All dressed up and no place to go

It’s Saturday, and my friends are getting married in, like, six minutes, and my little ghetto car is sitting in traffic on the Schuylkill Expressway somewhere between Gladwyne and Conshohocken. It’s pouring rain, and there are police cars speeding up the shoulder, presumably headed to the scene of some gridlock-causing accident.

What to do, what to do. Put the radio in scan mode. Jay-Z. Frankly, I’m a little tired of that guy’s 99 problems. Evanescence. Note to self: use material from old journals to write lyrics, make killing. Hey, it’s that Suds in the Bucket song. NPR navel-gazing fare. Bon Jovi’s Livin’ on a Prayer. Flashback to a junior high dance where all the boys ignored me. Miss Misery–finally, something good, but the song is ending. Another note to self: look up Elliot Smith on iTunes after the wedding. No, wait. There will be alcohol at the reception; refrain from iTunes until tomorrow.

Ok, here’s a cassette. Dang. It’s the same mix tape that’s been in my car for the last five years. What to do, what to do. Pick up invitation and directions and try think of possible sneaky back road. The marriage of E and G on Sunday, August Twenty Second, Two Thousand and Four. Sunday, August Twenty Second.

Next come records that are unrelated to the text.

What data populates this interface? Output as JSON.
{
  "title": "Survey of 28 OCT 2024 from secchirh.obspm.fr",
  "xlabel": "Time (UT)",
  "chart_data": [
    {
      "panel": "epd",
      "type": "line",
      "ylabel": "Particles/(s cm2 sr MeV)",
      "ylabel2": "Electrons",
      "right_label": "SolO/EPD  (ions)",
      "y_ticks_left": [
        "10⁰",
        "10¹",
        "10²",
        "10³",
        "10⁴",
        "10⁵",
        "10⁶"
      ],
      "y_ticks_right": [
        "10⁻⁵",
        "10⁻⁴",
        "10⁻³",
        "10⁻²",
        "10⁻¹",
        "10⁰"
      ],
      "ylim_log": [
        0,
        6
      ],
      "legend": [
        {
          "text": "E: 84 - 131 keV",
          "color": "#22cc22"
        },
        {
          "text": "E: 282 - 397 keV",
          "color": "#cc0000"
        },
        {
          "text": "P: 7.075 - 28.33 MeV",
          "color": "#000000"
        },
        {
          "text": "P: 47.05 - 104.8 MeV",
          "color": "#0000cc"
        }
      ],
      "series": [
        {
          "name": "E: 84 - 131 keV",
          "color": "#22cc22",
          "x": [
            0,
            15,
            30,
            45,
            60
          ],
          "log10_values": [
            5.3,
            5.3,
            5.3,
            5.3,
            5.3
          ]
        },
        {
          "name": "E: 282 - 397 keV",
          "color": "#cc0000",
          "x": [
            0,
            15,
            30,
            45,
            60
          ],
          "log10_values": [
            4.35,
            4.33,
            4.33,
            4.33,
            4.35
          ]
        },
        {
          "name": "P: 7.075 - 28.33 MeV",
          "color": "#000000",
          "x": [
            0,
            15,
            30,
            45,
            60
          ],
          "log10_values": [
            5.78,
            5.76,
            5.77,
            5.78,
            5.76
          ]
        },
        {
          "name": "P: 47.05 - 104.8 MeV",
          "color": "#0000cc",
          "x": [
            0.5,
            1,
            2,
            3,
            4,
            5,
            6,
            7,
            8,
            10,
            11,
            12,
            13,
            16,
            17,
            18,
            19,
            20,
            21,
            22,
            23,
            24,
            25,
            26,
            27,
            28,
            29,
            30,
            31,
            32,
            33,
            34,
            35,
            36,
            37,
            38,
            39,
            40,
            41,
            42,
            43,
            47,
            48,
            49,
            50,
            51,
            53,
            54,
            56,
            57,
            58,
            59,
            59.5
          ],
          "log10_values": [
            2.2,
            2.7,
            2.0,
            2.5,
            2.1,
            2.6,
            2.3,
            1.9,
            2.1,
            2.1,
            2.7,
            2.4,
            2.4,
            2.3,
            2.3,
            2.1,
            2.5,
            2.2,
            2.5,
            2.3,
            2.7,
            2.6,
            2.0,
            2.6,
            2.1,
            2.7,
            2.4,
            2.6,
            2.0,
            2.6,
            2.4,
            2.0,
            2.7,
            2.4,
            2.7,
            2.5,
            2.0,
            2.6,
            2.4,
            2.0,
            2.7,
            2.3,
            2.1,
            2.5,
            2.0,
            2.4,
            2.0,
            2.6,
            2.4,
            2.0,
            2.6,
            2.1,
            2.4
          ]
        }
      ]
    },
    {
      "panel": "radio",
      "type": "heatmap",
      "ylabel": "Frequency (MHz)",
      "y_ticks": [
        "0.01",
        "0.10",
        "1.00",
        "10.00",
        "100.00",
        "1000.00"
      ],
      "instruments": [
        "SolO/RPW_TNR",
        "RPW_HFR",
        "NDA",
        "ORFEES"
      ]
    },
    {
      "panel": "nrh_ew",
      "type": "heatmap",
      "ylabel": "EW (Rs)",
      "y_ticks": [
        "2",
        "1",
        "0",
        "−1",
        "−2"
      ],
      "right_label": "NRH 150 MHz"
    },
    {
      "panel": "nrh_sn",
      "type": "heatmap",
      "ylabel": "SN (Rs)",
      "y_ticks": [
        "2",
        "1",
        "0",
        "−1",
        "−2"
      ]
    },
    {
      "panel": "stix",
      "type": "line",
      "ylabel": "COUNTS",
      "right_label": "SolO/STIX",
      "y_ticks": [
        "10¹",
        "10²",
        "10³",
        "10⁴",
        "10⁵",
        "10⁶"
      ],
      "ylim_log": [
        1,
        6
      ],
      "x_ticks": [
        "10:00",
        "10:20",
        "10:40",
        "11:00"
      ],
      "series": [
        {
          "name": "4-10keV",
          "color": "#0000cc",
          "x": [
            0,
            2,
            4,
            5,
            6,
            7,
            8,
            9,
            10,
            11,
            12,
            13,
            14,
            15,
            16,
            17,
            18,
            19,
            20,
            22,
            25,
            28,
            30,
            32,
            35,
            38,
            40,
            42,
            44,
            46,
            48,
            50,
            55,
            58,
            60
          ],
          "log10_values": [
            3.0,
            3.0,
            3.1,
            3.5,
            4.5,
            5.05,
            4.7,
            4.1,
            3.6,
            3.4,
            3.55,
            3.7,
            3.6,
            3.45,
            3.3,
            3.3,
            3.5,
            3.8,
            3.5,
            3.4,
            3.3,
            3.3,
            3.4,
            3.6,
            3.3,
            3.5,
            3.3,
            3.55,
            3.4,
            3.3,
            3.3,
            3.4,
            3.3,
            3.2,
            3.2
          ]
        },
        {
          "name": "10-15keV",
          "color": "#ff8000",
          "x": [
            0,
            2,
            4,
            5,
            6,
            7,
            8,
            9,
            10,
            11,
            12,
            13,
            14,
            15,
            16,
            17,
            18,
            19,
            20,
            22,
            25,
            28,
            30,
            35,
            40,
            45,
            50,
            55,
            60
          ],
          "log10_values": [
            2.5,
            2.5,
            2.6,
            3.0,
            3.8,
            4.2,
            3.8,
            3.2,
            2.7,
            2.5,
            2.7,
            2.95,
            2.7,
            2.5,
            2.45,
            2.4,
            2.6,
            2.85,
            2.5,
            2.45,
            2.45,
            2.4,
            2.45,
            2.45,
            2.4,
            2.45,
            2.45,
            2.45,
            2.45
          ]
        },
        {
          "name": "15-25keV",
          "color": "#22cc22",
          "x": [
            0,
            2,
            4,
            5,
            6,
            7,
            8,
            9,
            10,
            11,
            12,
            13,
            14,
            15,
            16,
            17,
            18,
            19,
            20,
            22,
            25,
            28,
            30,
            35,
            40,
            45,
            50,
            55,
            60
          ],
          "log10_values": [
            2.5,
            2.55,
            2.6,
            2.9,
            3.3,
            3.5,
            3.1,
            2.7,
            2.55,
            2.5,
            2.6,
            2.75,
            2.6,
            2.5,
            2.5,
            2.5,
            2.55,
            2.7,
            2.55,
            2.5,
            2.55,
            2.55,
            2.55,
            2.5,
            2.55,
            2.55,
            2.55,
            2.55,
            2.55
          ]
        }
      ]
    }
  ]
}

So my friends are getting married in, like, twenty four hours and six minutes.

5 responses to “All dressed up and no place to go”

  1. Dana (the crack REFORMED whore)

    no really–i am NOT laughing. I’m NOT

    you should almost blitzed by now–enjoy

  2. Becky

    The groom is Jewish, and at his family’s insistence we did this Hora thing where the guests danced in a circle while some of the men put the happy couple on chairs and raised them into the air. It was so fun (especially for those safely on the ground).

  3. Bernard (The Beat is back)

    I guess that you had too much to drink…


  4. Becky

    I don’t understand your link, Bernard? Are you suggesting that I got a load on, went to Norway, and stole a famous painting?

  5. Bernard (The Beat is back)


    I thought that you wanted the original since your blow-up version does not fit in your office any more.